El problema jurídico que  convoca a la Sala consiste en determinar si las decisiones emitidas  el 24 de febrero de 2017 y el 9 de julio de 2018 por el Juzgado  Tercero Penal del Circuito Especializado y la Sala Laboral del  Tribunal Superior de Bucaramanga, dentro de la actuación penal  identificada bajo el n.° 6800131070032017000042, se configuran  los requisitos de procedibilidad de la acción de tutela contra  providencias judiciales, por consiguiente, si es procedente revocar  el fallo impugnado y, conceder el amparo invocado.    

Análisis del caso concreto.  

En el sub-examine, aunque el  debate suscitado registra relevancia constitucional, en la medida que  se plantea la presunta vulneración a prerrogativas  constitucionales al debido proceso (garantías de defensa) los  requisitos generales de procedibilidad de la acción de tutela  atinentes a la subsidiariedad y a la inmediatez,  no se encuentran satisfechos.  

1. El principio de subsidiariedad de  la acción de tutela envuelve tres características  importantes que llevan a su improcedencia contra providencias  judiciales, a saber: i) el asunto está en  trámite; ii) no se han agotado los medios de  defensa judicial ordinarios y extraordinarios; y iii)  se usa para revivir etapas procesales en donde se dejaron de emplear  los recursos previstos en el ordenamiento jurídico.  

En los dos primeros escenarios, la  intervención del juez constitucional está vedada en  principio, toda vez que la acción de tutela no constituye un  mecanismo alternativo o paralelo para resolver problemas jurídicos  que deben ser resueltos al interior del trámite ordinario,  salvo que se presenten unas especialísimas circunstancias que  la hagan procedente.  

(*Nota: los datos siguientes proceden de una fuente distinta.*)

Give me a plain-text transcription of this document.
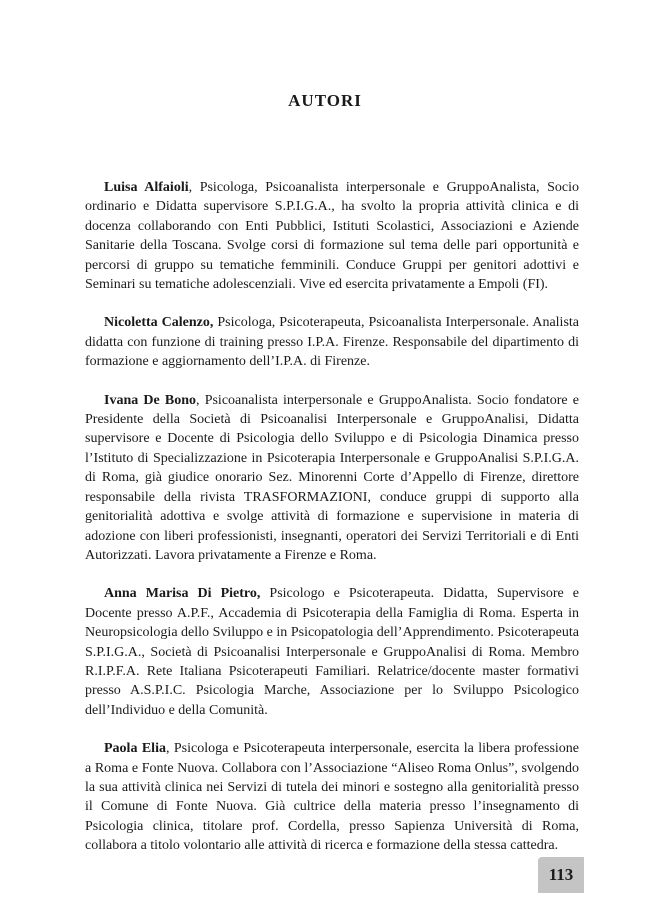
AUTORI

Luisa Alfaioli, Psicologa, Psicoanalista interpersonale e GruppoAnalista, Socio ordinario e Didatta supervisore S.P.I.G.A., ha svolto la propria attività clinica e di docenza collaborando con Enti Pubblici, Istituti Scolastici, Associazioni e Aziende Sanitarie della Toscana. Svolge corsi di formazione sul tema delle pari opportunità e percorsi di gruppo su tematiche femminili. Conduce Gruppi per genitori adottivi e Seminari su tematiche adolescenziali. Vive ed esercita privatamente a Empoli (FI).

Nicoletta Calenzo, Psicologa, Psicoterapeuta, Psicoanalista Interpersonale. Analista didatta con funzione di training presso I.P.A. Firenze. Responsabile del dipartimento di formazione e aggiornamento dell’I.P.A. di Firenze.

Ivana De Bono, Psicoanalista interpersonale e GruppoAnalista. Socio fondatore e Presidente della Società di Psicoanalisi Interpersonale e GruppoAnalisi, Didatta supervisore e Docente di Psicologia dello Sviluppo e di Psicologia Dinamica presso l’Istituto di Specializzazione in Psicoterapia Interpersonale e GruppoAnalisi S.P.I.G.A. di Roma, già giudice onorario Sez. Minorenni Corte d’Appello di Firenze, direttore responsabile della rivista TRASFORMAZIONI, conduce gruppi di supporto alla genitorialità adottiva e svolge attività di formazione e supervisione in materia di adozione con liberi professionisti, insegnanti, operatori dei Servizi Territoriali e di Enti Autorizzati. Lavora privatamente a Firenze e Roma.

Anna Marisa Di Pietro, Psicologo e Psicoterapeuta. Didatta, Supervisore e Docente presso A.P.F., Accademia di Psicoterapia della Famiglia di Roma. Esperta in Neuropsicologia dello Sviluppo e in Psicopatologia dell’Apprendimento. Psicoterapeuta S.P.I.G.A., Società di Psicoanalisi Interpersonale e GruppoAnalisi di Roma. Membro R.I.P.F.A. Rete Italiana Psicoterapeuti Familiari. Relatrice/docente master formativi presso A.S.P.I.C. Psicologia Marche, Associazione per lo Sviluppo Psicologico dell’Individuo e della Comunità.

Paola Elia, Psicologa e Psicoterapeuta interpersonale, esercita la libera professione a Roma e Fonte Nuova. Collabora con l’Associazione “Aliseo Roma Onlus”, svolgendo la sua attività clinica nei Servizi di tutela dei minori e sostegno alla genitorialità presso il Comune di Fonte Nuova. Già cultrice della materia presso l’insegnamento di Psicologia clinica, titolare prof. Cordella, presso Sapienza Università di Roma, collabora a titolo volontario alle attività di ricerca e formazione della stessa cattedra.

113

En sentencias T-211 de 2009 y T-649  de 2011, la Corte Constitucional, in extenso:  

“Las etapas,  recursos y procedimientos que conforman un proceso, son el primer  espacio de protección de los derechos fundamentales de los  asociados, especialmente en lo que tiene que ver con las garantías  del debido proceso. Es en este sentido que la sentencia C-543/92  puntualiza que: ‘tratándose de instrumentos dirigidos a  la preservación de los derechos, el medio judicial por  excelencia es el proceso, tal como lo acreditan sus remotos  orígenes’. Por tanto, no es admisible que el afectado  alegue la vulneración o amenaza de un derecho fundamental  cuando no ha solicitado el amparo de sus derechos dentro del proceso,  pues, en principio, el ordenamiento jurídico le ha dotado de  todas las herramientas necesarias para corregir durante su trámite  las irregularidades procesales que puedan afectarle.”  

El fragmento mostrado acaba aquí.